Although federal agencies are back to work after a 43-day shutdown, investor reactions remain limited. US index futures indicate a bearish opening. The reopening of the government alone is not a factor that will increase risk appetite in the markets; the main issue is the data void created by the shutdown.
The inability to release employment and inflation data for October has negatively impacted investors. Markets had priced in the government reopening days in advance, and now only a known result is being formalized. As a result, investor sentiment is expected to clear as uncertainties dissipate.
Last week, during a period when expectations for reopening faded, the put/call ratio of the S&P 500 approached 1, with the market adopting a cautious stance by avoiding risks. With the government reopening, this ratio dropped to 0.8, indicating a certain recovery in risk appetite; however, a cautious atmosphere still prevails.
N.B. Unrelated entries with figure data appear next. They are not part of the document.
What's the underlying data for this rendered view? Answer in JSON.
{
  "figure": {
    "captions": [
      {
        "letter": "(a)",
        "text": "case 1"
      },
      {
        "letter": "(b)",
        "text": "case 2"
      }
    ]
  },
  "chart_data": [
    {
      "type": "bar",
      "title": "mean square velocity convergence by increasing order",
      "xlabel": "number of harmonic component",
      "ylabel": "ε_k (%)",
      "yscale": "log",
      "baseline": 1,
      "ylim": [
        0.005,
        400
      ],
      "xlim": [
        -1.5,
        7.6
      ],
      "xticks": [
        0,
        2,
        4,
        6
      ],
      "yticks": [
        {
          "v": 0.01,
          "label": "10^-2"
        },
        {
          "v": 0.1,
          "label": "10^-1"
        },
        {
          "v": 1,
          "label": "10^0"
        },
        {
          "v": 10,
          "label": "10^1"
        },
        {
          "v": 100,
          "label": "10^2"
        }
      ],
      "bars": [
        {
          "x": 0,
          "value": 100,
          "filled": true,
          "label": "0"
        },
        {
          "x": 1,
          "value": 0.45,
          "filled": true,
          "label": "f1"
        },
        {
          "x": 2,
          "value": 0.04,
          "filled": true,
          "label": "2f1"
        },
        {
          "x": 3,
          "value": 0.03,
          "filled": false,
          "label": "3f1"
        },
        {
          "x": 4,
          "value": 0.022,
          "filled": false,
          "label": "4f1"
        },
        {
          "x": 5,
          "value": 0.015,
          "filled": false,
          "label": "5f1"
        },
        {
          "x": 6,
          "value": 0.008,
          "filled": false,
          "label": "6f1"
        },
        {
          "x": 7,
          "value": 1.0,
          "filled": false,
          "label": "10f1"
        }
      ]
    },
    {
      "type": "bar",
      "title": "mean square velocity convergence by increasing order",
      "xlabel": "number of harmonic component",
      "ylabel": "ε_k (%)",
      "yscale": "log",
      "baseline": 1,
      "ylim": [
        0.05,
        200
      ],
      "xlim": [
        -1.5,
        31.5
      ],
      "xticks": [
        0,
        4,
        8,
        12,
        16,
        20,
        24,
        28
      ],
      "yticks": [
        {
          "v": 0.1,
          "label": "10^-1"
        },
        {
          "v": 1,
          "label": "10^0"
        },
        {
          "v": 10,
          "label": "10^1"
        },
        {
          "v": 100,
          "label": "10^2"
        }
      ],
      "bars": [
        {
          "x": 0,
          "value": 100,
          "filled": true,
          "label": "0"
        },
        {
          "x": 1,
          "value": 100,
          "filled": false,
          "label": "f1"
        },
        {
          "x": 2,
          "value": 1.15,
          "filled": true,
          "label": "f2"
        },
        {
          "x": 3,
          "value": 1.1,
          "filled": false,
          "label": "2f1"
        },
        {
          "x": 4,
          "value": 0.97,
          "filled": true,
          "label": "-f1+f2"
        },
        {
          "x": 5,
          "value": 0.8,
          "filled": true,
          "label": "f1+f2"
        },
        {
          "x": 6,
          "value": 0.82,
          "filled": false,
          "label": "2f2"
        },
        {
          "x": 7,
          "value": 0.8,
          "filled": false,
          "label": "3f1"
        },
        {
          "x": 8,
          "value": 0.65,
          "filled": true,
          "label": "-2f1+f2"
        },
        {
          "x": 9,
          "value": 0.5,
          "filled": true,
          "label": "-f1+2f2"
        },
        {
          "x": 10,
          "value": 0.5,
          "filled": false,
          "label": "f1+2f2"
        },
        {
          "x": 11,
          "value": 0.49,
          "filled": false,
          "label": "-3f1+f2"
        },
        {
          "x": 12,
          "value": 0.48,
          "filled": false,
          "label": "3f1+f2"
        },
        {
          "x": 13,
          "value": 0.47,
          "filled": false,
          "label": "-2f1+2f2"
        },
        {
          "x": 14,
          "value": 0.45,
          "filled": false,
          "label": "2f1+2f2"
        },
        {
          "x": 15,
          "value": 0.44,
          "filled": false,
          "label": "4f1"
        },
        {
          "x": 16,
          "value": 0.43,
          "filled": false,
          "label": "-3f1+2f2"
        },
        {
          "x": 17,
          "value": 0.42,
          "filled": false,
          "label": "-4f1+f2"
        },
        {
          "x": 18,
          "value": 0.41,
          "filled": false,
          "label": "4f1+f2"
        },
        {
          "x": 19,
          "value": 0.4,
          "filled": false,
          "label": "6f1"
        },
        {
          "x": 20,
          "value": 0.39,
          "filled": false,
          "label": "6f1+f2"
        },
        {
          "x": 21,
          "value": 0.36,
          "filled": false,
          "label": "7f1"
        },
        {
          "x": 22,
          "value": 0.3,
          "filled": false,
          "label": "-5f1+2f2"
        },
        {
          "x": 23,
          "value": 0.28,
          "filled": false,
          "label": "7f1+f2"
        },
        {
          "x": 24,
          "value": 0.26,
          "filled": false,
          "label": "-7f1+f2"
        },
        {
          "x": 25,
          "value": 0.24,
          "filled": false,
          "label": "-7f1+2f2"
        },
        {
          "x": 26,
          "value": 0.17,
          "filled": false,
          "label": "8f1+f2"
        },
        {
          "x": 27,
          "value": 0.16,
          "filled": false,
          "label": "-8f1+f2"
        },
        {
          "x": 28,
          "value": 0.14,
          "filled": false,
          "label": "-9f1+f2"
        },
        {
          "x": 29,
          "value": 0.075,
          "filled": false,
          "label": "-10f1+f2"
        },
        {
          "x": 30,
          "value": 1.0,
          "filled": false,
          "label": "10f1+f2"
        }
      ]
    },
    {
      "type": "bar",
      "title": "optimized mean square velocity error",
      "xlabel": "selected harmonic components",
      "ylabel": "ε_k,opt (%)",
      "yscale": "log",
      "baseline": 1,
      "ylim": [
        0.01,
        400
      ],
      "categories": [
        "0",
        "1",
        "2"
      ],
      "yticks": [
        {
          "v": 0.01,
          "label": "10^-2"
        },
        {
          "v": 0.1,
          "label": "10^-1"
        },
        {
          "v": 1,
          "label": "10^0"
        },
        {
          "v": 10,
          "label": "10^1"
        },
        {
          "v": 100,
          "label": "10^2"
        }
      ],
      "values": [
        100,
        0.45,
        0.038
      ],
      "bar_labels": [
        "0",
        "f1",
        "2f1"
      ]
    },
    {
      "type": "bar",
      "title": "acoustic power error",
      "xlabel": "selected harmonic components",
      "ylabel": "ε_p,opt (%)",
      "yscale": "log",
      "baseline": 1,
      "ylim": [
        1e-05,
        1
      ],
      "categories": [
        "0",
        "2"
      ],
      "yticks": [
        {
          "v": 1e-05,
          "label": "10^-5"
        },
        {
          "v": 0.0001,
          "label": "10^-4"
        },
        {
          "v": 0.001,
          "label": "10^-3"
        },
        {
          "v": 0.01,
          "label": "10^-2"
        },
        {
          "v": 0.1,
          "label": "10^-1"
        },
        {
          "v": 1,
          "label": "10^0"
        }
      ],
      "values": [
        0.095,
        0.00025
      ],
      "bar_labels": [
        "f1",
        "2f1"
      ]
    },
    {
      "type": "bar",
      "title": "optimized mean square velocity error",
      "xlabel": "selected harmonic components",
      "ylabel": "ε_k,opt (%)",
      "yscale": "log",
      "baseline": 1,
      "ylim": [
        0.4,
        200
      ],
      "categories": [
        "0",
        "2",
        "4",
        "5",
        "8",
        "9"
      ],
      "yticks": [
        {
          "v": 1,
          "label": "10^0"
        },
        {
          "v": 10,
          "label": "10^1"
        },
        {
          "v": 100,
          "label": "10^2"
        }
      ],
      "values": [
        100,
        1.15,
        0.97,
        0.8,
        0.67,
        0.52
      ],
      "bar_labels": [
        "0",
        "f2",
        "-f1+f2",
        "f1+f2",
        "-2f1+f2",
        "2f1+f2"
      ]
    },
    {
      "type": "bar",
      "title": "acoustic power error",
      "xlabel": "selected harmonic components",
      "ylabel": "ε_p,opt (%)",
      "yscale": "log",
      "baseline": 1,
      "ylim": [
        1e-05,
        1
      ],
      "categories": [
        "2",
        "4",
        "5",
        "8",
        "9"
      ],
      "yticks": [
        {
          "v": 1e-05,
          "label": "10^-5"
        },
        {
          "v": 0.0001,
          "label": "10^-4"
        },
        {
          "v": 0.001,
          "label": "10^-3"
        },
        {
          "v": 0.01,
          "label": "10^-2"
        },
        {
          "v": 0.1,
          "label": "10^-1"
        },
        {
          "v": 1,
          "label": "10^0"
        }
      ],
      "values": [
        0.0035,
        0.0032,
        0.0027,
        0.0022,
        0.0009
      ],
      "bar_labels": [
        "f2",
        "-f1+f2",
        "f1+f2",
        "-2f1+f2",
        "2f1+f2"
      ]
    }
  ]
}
AI-focused stocks and SoftBank's $5.8 billion sale of Nvidia shares have pressured the markets during this period, while ADP's weekly leading employment data has revealed an average loss of 11,250 jobs per week in the private sector. During the shutdown, the US government borrowed a total of $619 billion, which poses a significant burden for the markets even after the reopening.
Economists estimate that this shutdown caused a loss of over 11 points to growth on a weekly basis. This situation reinforces investors' cautious stance. Similar scenarios have been observed after previous shutdowns, where markets exhibited limited movement following the reopening.
The data for October and November, to be released in the coming days, may provide critical signals to the markets ahead of the Fed's meeting in December. For investors, what is important is the resolution of uncertainties and the return of data flow to normalcy.